The Los Angeles Times notes the love affair between Barack Obama and taxes continues unabated. In an interview with CNBC in New York last night, Obama promised to eliminate the Bush tax cuts and hike taxes on those making as little as $75,000 per year. When challenged about raising taxes during an economic slowdown, he almost immediately backpedaled:

Illinois Sen. Barack Obama went after the “We’re not paying enough taxes to the government” vote today during a television interview in New York.

First, he said the Bush tax cuts ought to die. He likes that top marginal rate of 39%. Although the non-partisan National Journal recently declared him the most liberal of the 100 senators, Obama denied being a “wild-eyed liberal,” which wasn’t what the Journal called him, but it sounds good on TV where everything moves by so quickly.

Maria Bartiromo on CNBC’s “Closing Bell” asked, “Who should pay more and who should pay less?” Predictably, the politician chose to talk about who would benefit from his higher tax plan, not who would get socked the hardest. But from his answers it sounds like the “wealthy” in his mind are those making more than $75,000.

“I would not increase taxes for middle class Americans and in fact I want to…. provide a tax cut for people who are making $75,000 a year or less,” he said. “For those folks, I want an offset on the payroll tax that would be worth as much as $1,000 for a family.

 

Bartiromo asked him why he thinks raising taxes in a slowing economy would be a good thing. After all, the Democrats plan to argue economics as the biggest issue this fall, blaming the Bush administration policies for a housing crisis that has investors already pulling back to safety positions. Hiking taxes in that environment would shrink investment capital even further, creating more momentum for recession. What was Obama’s response?

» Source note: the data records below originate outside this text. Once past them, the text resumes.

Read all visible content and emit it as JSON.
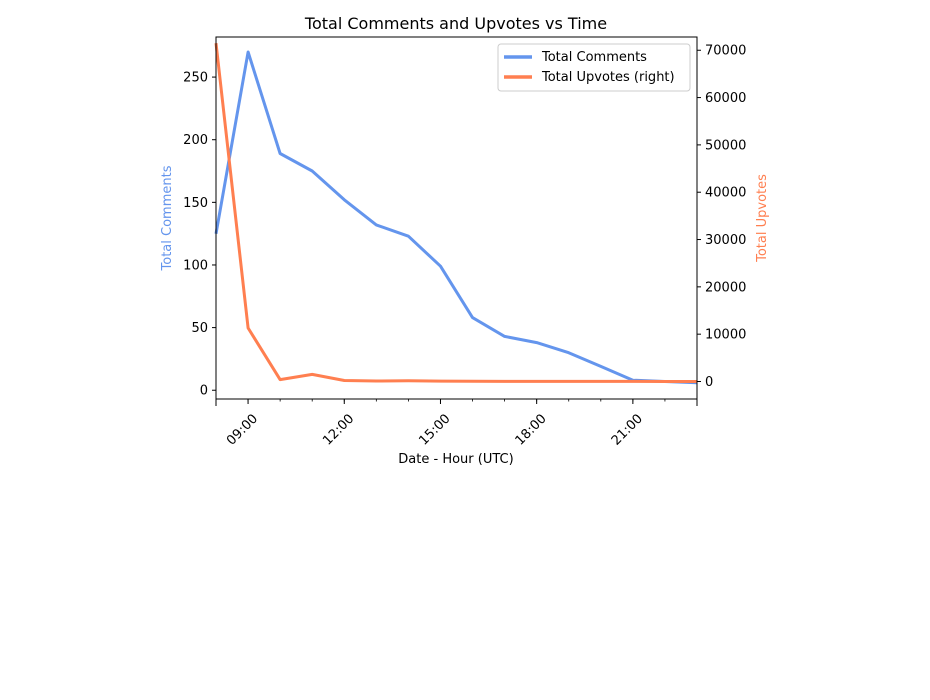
{
  "chart_data": {
    "type": "line",
    "title": "Total Comments and Upvotes vs Time",
    "xlabel": "Date - Hour (UTC)",
    "ylabel_left": "Total Comments",
    "ylabel_right": "Total Upvotes",
    "x_hours": [
      8,
      9,
      10,
      11,
      12,
      13,
      14,
      15,
      16,
      17,
      18,
      19,
      20,
      21,
      22,
      23
    ],
    "xlim": [
      8,
      23
    ],
    "xticks": [
      {
        "hour": 9,
        "label": "09:00"
      },
      {
        "hour": 12,
        "label": "12:00"
      },
      {
        "hour": 15,
        "label": "15:00"
      },
      {
        "hour": 18,
        "label": "18:00"
      },
      {
        "hour": 21,
        "label": "21:00"
      }
    ],
    "ylim_left": [
      -7,
      282
    ],
    "yticks_left": [
      0,
      50,
      100,
      150,
      200,
      250
    ],
    "ylim_right": [
      -3700,
      72800
    ],
    "yticks_right": [
      0,
      10000,
      20000,
      30000,
      40000,
      50000,
      60000,
      70000
    ],
    "legend_position": "top-right",
    "series": [
      {
        "name": "Total Comments",
        "axis": "left",
        "color": "#6495ED",
        "values": [
          125,
          270,
          189,
          175,
          152,
          132,
          123,
          99,
          58,
          43,
          38,
          30,
          19,
          8,
          7,
          6
        ]
      },
      {
        "name": "Total Upvotes (right)",
        "axis": "right",
        "color": "#FF7F50",
        "values": [
          71500,
          11300,
          400,
          1500,
          200,
          100,
          150,
          80,
          50,
          20,
          20,
          15,
          10,
          10,
          5,
          5
        ]
      }
    ]
  }
}
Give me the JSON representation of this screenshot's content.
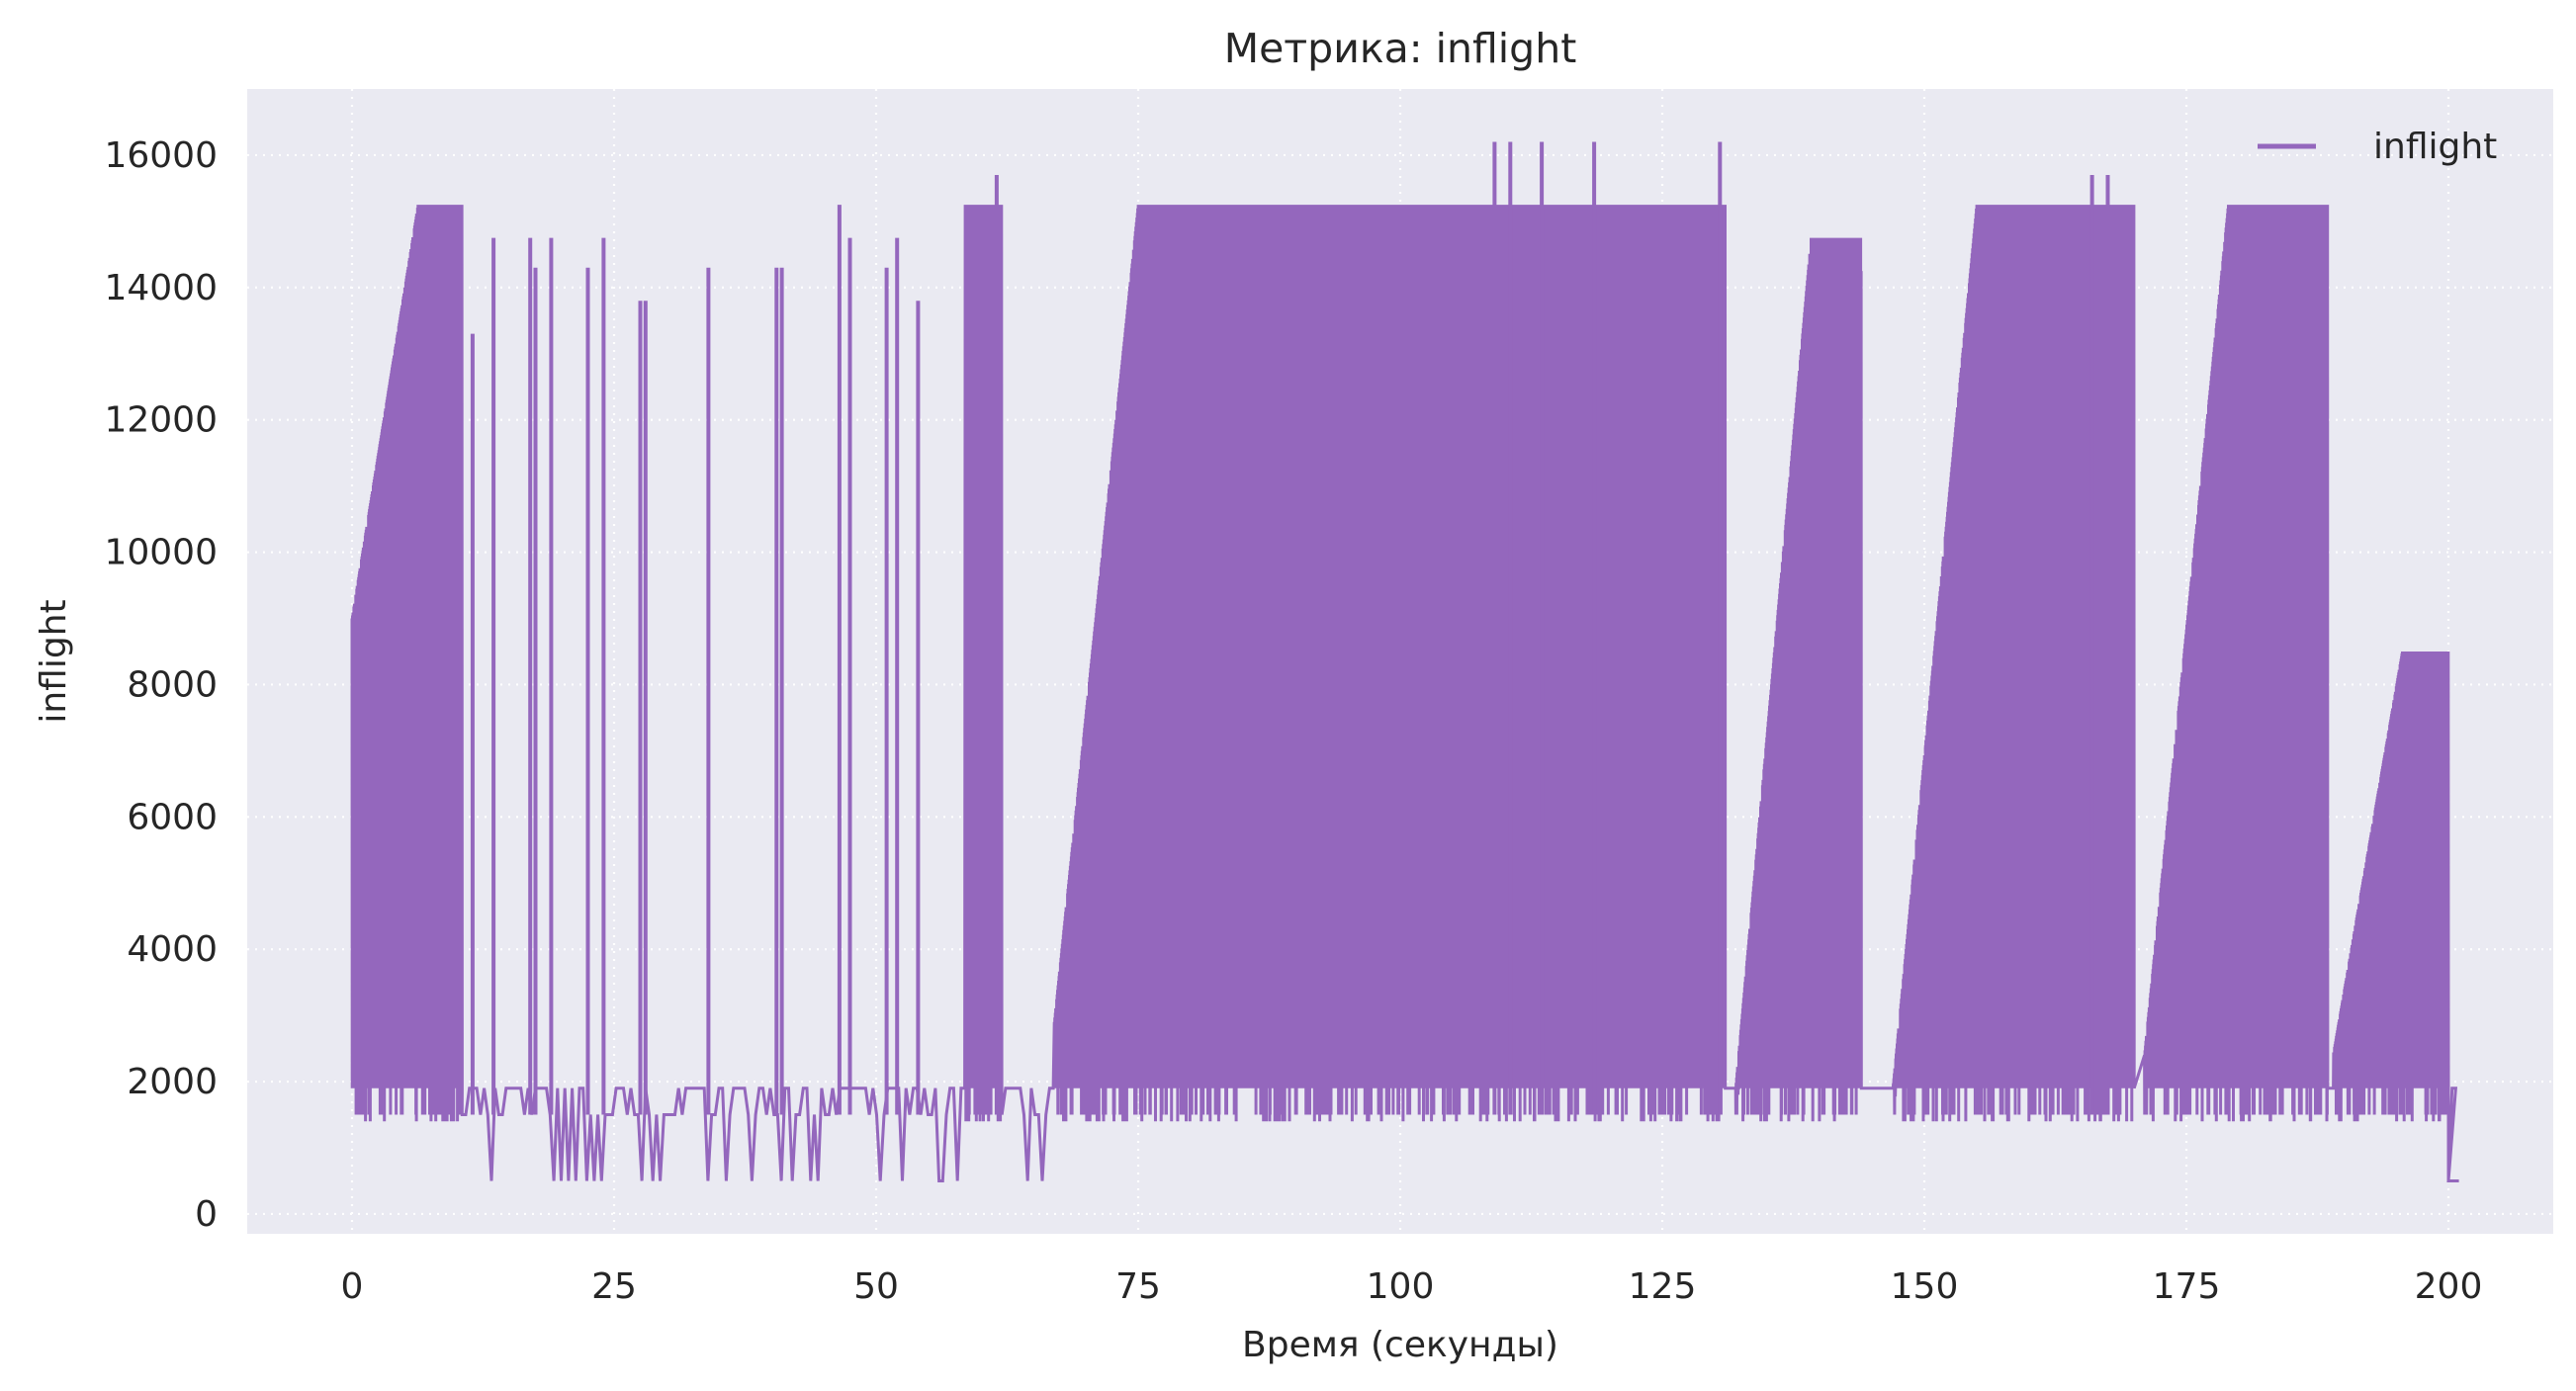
{
  "chart_data": {
    "type": "line",
    "title": "Метрика: inflight",
    "xlabel": "Время (секунды)",
    "ylabel": "inflight",
    "xlim": [
      -10,
      210
    ],
    "ylim": [
      -300,
      17000
    ],
    "x_ticks": [
      0,
      25,
      50,
      75,
      100,
      125,
      150,
      175,
      200
    ],
    "y_ticks": [
      0,
      2000,
      4000,
      6000,
      8000,
      10000,
      12000,
      14000,
      16000
    ],
    "grid": true,
    "grid_style": "dotted",
    "legend": {
      "position": "top-right",
      "entries": [
        "inflight"
      ]
    },
    "series": [
      {
        "name": "inflight",
        "color": "#9467bd",
        "low_floor": 1500,
        "low_dips": 500,
        "segments": [
          {
            "kind": "ramp",
            "x_start": 0,
            "x_end": 10.5,
            "y_start": 9000,
            "plateau": 15250,
            "spikes": []
          },
          {
            "kind": "sparse",
            "x_start": 10.5,
            "x_end": 58.5,
            "spikes": [
              [
                11.5,
                13300
              ],
              [
                13.5,
                14750
              ],
              [
                17,
                14750
              ],
              [
                17.5,
                14300
              ],
              [
                19,
                14750
              ],
              [
                22.5,
                14300
              ],
              [
                24,
                14750
              ],
              [
                27.5,
                13800
              ],
              [
                28,
                13800
              ],
              [
                34,
                14300
              ],
              [
                40.5,
                14300
              ],
              [
                41,
                14300
              ],
              [
                46.5,
                15250
              ],
              [
                47.5,
                14750
              ],
              [
                51,
                14300
              ],
              [
                52,
                14750
              ],
              [
                54,
                13800
              ]
            ]
          },
          {
            "kind": "block",
            "x_start": 58.5,
            "x_end": 62,
            "y_start": 15250,
            "plateau": 15250,
            "spikes": [
              [
                61.5,
                15700
              ]
            ]
          },
          {
            "kind": "sparse",
            "x_start": 62,
            "x_end": 67,
            "spikes": []
          },
          {
            "kind": "ramp",
            "x_start": 67,
            "x_end": 131,
            "y_start": 2900,
            "plateau": 15250,
            "spikes": [
              [
                109,
                16200
              ],
              [
                110.5,
                16200
              ],
              [
                113.5,
                16200
              ],
              [
                118.5,
                16200
              ],
              [
                130.5,
                16200
              ]
            ]
          },
          {
            "kind": "ramp",
            "x_start": 132,
            "x_end": 144,
            "y_start": 1900,
            "plateau": 14750,
            "spikes": []
          },
          {
            "kind": "ramp",
            "x_start": 147,
            "x_end": 170,
            "y_start": 1900,
            "plateau": 15250,
            "spikes": [
              [
                166,
                15700
              ],
              [
                167.5,
                15700
              ]
            ]
          },
          {
            "kind": "ramp",
            "x_start": 171,
            "x_end": 188.5,
            "y_start": 2400,
            "plateau": 15250,
            "spikes": []
          },
          {
            "kind": "ramp",
            "x_start": 189,
            "x_end": 200,
            "y_start": 2400,
            "plateau": 8500,
            "spikes": []
          },
          {
            "kind": "tail",
            "x_start": 200,
            "x_end": 201,
            "y_start": 500,
            "plateau": 500,
            "spikes": []
          }
        ]
      }
    ]
  }
}
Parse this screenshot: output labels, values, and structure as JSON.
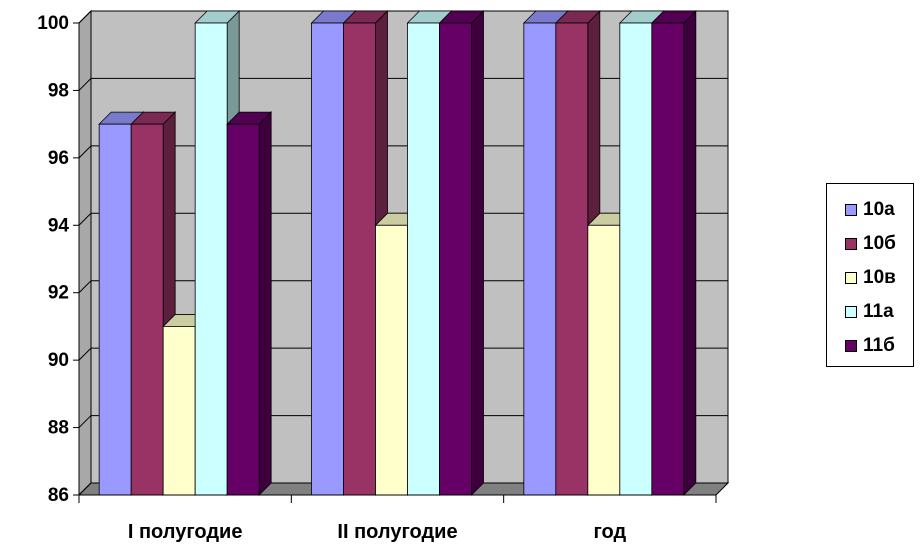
{
  "chart_data": {
    "type": "bar",
    "categories": [
      "I полугодие",
      "II полугодие",
      "год"
    ],
    "series": [
      {
        "name": "10а",
        "values": [
          97,
          100,
          100
        ],
        "color": "#9999ff"
      },
      {
        "name": "10б",
        "values": [
          97,
          100,
          100
        ],
        "color": "#993366"
      },
      {
        "name": "10в",
        "values": [
          91,
          94,
          94
        ],
        "color": "#ffffcc"
      },
      {
        "name": "11а",
        "values": [
          100,
          100,
          100
        ],
        "color": "#ccffff"
      },
      {
        "name": "11б",
        "values": [
          97,
          100,
          100
        ],
        "color": "#660066"
      }
    ],
    "ylim": [
      86,
      100
    ],
    "yticks": [
      "86",
      "88",
      "90",
      "92",
      "94",
      "96",
      "98",
      "100"
    ],
    "grid": true,
    "legend_position": "right",
    "style": "3d-clustered-column",
    "wall_color": "#c0c0c0"
  }
}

“Well, look,” said Obama, “there’s no doubt that anything I do is going to be premised on what the economic situation is when I take office.”

Well, no doubt, but that doesn’t address the disconnect between Democratic rhetoric on the economy and Obama’s plan to raise taxes. They predict that the current economic policies will lead to recession. In fact, Paul Begala giggled when he called John McCain a cross between George Bush and Herbert Hoover on CNN Wednesday evening, just before my own appearance on Election Center. If that’s the case, shouldn’t Obama offer plans to deal with the recession he and his party insists will come, rather than offer the equivalent of Smoot-Hawley plans that will exacerbate it?

Obama wants it both ways. He wants the Left to believe that he will start pulling more money out of the economy for a big slate of government programs, while he wants the middle class to believe that all of these programs won’t cost them anything — and meanwhile, his options remain “open”. It sounds more like “I’m making this up as I go along.”